Follow the story of Saroo in those 25 years, how he ended up on the streets of Calcutta and survived and how he ended up in Tasmania living the life of an upper-middle-class Australian. And finally, how at 30 years old he finds his way back home, with the help of determination, a heap of good luck and Google Earth.

We can’t help but fall for this true story of survival against all odds.

The Keeper of Lost Things by Ruth Hogan

Anthony Peardew a once-celebrated author of short stories has spent half his life collecting lost objects trying to make amends for a promise broken many years before. Realising he is running out of time, Anthony leaves his house and all it’s lost treasures to his assistant Laura, the one person he can trust to fulfil his legacy and reunite the thousands of object with their rightful owners.

Be prepared to go on a charming and beautiful journey, which will tug at the heart-strings as well as containing some truly memorable characters. This will help clear those January Blues away.

To Kill the President by Sam Bourne.

A volatile demagogue of a president backed by his ruthless chief strategist has been elected in the United States. After a war of words with North Korea spirals out of control and the President comes under attack, it is clear that somebody has to act or the world will be reduced to ashes. We follow Maggie Costello as she discovers an inside plot to kill the president and faces the ultimate moral dilemma. Should she save the president and leave the free world in peril or commit treason and risk plunging the country into civil war?

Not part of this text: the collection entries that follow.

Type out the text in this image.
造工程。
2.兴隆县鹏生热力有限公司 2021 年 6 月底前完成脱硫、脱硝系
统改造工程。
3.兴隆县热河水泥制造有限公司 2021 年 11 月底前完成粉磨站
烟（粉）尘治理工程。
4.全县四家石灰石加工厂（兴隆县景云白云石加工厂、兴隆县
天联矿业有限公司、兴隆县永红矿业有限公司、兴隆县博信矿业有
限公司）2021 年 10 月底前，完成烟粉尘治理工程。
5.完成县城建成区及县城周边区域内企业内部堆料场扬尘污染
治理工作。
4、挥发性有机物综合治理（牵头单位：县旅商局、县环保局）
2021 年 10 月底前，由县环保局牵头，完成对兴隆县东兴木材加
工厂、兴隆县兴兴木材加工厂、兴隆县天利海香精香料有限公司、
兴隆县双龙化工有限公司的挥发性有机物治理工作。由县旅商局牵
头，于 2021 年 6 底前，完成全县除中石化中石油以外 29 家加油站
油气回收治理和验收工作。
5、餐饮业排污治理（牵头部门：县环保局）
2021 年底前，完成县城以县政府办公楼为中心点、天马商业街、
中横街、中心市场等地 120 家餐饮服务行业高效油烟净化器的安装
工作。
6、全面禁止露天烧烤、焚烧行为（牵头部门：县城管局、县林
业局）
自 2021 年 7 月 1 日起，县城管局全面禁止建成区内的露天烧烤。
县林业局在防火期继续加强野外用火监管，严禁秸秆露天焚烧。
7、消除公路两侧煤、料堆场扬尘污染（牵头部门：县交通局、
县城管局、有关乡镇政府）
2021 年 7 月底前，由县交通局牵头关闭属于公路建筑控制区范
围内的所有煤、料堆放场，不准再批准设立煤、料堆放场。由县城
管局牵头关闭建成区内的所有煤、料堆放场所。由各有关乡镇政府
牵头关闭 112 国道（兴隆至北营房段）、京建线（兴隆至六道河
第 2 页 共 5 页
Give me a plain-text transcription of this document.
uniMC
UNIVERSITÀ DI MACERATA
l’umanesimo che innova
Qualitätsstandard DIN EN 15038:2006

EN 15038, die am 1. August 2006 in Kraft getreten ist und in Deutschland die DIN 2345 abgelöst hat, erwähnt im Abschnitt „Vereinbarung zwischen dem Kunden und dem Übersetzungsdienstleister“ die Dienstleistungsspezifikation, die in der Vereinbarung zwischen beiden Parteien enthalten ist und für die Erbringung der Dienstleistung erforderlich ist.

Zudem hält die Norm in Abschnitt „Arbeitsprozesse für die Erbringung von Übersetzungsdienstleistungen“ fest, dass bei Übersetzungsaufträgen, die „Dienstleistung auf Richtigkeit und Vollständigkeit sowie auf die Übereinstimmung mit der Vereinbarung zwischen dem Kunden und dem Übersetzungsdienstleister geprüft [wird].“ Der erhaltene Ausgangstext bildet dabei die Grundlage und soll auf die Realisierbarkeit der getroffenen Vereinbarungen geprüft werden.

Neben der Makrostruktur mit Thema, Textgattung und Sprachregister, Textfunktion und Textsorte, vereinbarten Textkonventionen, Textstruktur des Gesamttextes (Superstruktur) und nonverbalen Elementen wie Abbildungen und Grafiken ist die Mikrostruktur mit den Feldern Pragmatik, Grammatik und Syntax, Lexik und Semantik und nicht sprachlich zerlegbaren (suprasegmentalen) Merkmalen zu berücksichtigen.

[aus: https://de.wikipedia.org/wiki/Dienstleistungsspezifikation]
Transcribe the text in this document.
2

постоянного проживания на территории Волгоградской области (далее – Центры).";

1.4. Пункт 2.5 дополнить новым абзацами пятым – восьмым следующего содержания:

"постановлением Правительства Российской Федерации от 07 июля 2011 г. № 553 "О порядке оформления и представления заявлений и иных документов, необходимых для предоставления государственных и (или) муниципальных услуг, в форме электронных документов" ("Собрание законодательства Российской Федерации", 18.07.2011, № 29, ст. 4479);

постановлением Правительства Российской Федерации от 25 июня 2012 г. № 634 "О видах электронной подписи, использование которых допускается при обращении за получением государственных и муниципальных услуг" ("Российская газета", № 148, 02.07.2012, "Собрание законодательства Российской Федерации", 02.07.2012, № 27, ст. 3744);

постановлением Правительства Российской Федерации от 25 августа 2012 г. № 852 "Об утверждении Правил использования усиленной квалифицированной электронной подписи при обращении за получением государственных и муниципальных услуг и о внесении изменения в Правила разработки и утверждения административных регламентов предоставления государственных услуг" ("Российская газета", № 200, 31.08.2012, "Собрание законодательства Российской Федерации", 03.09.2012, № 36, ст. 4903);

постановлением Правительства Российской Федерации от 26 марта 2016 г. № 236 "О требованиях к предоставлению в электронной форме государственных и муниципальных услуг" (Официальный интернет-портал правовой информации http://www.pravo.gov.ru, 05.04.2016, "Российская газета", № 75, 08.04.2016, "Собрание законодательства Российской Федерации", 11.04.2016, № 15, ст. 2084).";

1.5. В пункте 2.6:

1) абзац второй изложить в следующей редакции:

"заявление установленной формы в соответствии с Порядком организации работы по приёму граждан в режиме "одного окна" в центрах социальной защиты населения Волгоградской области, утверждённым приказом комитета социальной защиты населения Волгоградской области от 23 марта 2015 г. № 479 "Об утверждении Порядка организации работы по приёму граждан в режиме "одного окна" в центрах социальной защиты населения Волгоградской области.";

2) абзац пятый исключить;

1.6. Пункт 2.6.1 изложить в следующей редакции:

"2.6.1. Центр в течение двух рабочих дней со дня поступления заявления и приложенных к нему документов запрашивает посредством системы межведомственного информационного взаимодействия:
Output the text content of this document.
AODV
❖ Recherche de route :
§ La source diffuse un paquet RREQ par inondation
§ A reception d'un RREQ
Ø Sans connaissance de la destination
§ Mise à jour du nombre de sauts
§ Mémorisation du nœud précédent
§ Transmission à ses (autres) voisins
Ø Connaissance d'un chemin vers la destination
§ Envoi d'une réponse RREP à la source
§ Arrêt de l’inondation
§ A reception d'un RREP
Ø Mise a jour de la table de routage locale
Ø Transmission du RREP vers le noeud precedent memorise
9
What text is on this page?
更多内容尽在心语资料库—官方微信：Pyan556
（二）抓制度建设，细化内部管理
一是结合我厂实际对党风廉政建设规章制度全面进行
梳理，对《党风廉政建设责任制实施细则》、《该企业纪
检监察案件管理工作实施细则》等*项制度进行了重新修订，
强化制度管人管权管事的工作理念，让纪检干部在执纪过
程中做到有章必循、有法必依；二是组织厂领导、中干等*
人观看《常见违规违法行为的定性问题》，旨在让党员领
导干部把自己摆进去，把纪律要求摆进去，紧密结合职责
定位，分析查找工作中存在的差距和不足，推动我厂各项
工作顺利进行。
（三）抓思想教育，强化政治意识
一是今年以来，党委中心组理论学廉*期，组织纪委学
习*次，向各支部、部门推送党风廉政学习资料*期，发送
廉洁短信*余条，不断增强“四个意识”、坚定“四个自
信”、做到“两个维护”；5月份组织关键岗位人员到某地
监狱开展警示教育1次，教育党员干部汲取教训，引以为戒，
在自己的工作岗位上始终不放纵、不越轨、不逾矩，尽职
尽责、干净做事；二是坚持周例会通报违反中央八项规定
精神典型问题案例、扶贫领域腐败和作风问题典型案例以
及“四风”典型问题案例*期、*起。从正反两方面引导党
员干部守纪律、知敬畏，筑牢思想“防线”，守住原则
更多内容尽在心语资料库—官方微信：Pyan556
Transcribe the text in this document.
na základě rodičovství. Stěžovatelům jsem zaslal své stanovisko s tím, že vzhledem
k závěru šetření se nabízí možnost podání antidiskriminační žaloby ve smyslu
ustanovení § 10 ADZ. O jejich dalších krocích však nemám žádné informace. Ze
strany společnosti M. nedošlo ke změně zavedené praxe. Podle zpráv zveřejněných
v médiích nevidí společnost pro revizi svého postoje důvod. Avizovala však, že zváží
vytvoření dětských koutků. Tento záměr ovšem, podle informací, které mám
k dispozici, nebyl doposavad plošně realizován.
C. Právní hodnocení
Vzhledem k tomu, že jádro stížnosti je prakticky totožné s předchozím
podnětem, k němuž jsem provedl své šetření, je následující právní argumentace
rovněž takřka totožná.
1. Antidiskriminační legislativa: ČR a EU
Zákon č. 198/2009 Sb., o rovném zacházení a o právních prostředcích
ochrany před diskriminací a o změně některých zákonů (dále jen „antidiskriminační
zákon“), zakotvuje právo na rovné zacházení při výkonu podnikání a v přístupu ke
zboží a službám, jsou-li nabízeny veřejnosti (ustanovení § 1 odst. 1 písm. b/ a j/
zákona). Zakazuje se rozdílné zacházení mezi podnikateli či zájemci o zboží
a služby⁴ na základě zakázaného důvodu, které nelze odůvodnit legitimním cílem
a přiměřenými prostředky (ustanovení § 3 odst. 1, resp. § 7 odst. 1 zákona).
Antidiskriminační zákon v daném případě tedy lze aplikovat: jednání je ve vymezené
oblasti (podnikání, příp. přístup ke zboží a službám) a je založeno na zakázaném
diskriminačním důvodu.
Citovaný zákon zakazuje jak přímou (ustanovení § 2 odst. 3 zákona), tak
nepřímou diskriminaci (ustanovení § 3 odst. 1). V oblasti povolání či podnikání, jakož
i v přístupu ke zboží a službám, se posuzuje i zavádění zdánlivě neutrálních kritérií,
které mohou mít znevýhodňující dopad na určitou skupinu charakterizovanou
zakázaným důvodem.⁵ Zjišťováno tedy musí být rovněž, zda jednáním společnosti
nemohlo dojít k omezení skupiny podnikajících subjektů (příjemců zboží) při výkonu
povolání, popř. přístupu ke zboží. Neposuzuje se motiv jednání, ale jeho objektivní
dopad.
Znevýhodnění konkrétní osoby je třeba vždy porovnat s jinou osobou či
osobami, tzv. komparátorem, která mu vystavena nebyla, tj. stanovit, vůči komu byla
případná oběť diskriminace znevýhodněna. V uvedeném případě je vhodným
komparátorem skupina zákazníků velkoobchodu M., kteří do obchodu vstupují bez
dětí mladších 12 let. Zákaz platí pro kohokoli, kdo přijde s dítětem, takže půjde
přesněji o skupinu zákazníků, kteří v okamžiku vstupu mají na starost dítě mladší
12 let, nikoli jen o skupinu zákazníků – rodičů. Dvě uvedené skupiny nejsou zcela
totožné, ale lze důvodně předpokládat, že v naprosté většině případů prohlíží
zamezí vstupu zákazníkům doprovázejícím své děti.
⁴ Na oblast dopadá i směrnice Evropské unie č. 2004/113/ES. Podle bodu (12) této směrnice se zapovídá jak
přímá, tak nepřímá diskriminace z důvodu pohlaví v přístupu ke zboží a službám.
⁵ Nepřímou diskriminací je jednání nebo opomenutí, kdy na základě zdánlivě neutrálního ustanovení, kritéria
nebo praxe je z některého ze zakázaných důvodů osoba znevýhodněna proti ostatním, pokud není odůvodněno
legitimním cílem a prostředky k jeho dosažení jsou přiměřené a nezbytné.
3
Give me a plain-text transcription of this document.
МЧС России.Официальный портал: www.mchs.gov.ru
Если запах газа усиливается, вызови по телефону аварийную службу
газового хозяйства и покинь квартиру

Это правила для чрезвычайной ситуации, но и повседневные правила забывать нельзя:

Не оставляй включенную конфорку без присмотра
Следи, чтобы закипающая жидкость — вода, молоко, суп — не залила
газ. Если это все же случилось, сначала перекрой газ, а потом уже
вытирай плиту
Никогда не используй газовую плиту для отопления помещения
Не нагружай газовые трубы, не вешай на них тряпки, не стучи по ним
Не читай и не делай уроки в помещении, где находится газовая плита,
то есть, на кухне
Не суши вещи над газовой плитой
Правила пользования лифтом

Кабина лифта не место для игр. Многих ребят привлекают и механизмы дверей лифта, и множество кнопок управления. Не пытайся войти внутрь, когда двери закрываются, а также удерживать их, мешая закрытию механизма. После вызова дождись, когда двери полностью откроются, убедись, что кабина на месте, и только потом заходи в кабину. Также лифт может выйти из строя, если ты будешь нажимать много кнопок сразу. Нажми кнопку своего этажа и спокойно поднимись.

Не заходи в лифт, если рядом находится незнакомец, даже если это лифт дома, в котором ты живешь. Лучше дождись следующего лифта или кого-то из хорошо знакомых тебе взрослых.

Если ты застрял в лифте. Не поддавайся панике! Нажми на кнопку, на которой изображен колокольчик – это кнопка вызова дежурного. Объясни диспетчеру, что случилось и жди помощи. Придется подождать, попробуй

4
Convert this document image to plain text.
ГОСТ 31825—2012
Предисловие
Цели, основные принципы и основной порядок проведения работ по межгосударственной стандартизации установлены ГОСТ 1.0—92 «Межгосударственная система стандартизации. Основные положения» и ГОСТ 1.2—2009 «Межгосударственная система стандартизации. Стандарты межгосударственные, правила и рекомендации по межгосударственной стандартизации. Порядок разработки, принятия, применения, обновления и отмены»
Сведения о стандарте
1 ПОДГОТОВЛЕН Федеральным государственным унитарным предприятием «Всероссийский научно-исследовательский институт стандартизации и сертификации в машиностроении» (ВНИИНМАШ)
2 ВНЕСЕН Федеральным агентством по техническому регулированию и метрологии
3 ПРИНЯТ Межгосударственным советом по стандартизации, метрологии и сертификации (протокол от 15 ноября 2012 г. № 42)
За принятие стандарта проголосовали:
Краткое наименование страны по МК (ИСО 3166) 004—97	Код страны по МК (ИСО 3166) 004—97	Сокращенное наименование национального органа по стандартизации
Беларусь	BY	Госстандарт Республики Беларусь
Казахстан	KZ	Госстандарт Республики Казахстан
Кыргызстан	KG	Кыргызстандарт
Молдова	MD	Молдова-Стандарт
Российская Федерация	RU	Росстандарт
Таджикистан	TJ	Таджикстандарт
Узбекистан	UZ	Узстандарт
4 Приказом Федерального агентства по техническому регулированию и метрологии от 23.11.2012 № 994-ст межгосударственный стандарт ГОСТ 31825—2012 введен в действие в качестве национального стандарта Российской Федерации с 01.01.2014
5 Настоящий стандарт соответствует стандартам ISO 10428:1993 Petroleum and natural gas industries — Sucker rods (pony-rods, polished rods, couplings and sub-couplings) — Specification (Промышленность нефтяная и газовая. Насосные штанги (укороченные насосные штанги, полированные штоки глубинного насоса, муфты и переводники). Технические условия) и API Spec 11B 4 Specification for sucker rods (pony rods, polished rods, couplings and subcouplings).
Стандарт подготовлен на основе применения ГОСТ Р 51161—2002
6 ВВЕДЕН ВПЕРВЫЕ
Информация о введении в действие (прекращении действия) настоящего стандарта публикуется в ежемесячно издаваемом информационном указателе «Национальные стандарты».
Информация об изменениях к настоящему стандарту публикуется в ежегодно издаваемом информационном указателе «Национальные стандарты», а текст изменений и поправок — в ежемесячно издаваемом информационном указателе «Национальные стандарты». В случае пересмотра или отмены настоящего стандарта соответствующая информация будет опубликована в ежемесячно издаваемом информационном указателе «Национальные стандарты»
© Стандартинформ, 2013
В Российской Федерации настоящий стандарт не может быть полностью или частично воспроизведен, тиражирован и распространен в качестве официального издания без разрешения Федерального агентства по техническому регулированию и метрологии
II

This book really couldn’t be more relevant to what has happened in 2017. If you want to be thrown into a “what could happen” scenario then this book is certainly for you.

The Girl Before by J.P. Delaney.

It’s the book that has had most people talking this year, we are starting to see a trend with thriller books featuring “The Girl”, following in the footsteps of the highly successful “Gone Girl” and “The Girl on the Train”. The Girl Before features Jane, she stumbles across the chance to live in a beautiful ultra-minimalist house on the condition that she abides by a long list of exacting rules. The previous tenant Emma met an untimely death in this house and Jane starts to wonder if her own life will be a repeat of the girl before. With twists after twists they catch us off guard, you will want to curl up with a blanket for this one!

La Belle Sauvage – The Book of Dust by Philip Pullman

Set in the world created by Philip Pullman in His Dark Materials trilogy. La Belle Sauvage is a story of survival where two children find themselves pursued by a terrifying evil. In their care is a tiny child, and in that child, lies the fate of the future. Seventeen years after Philip Pullman’s third volume of His Dark Materials trilogy that sealed the door on Dust, daemons, witches and bears this leads the way for a tantalising new beginning. A new chapter just as enthralling for new fans as well as avid Pullman reader.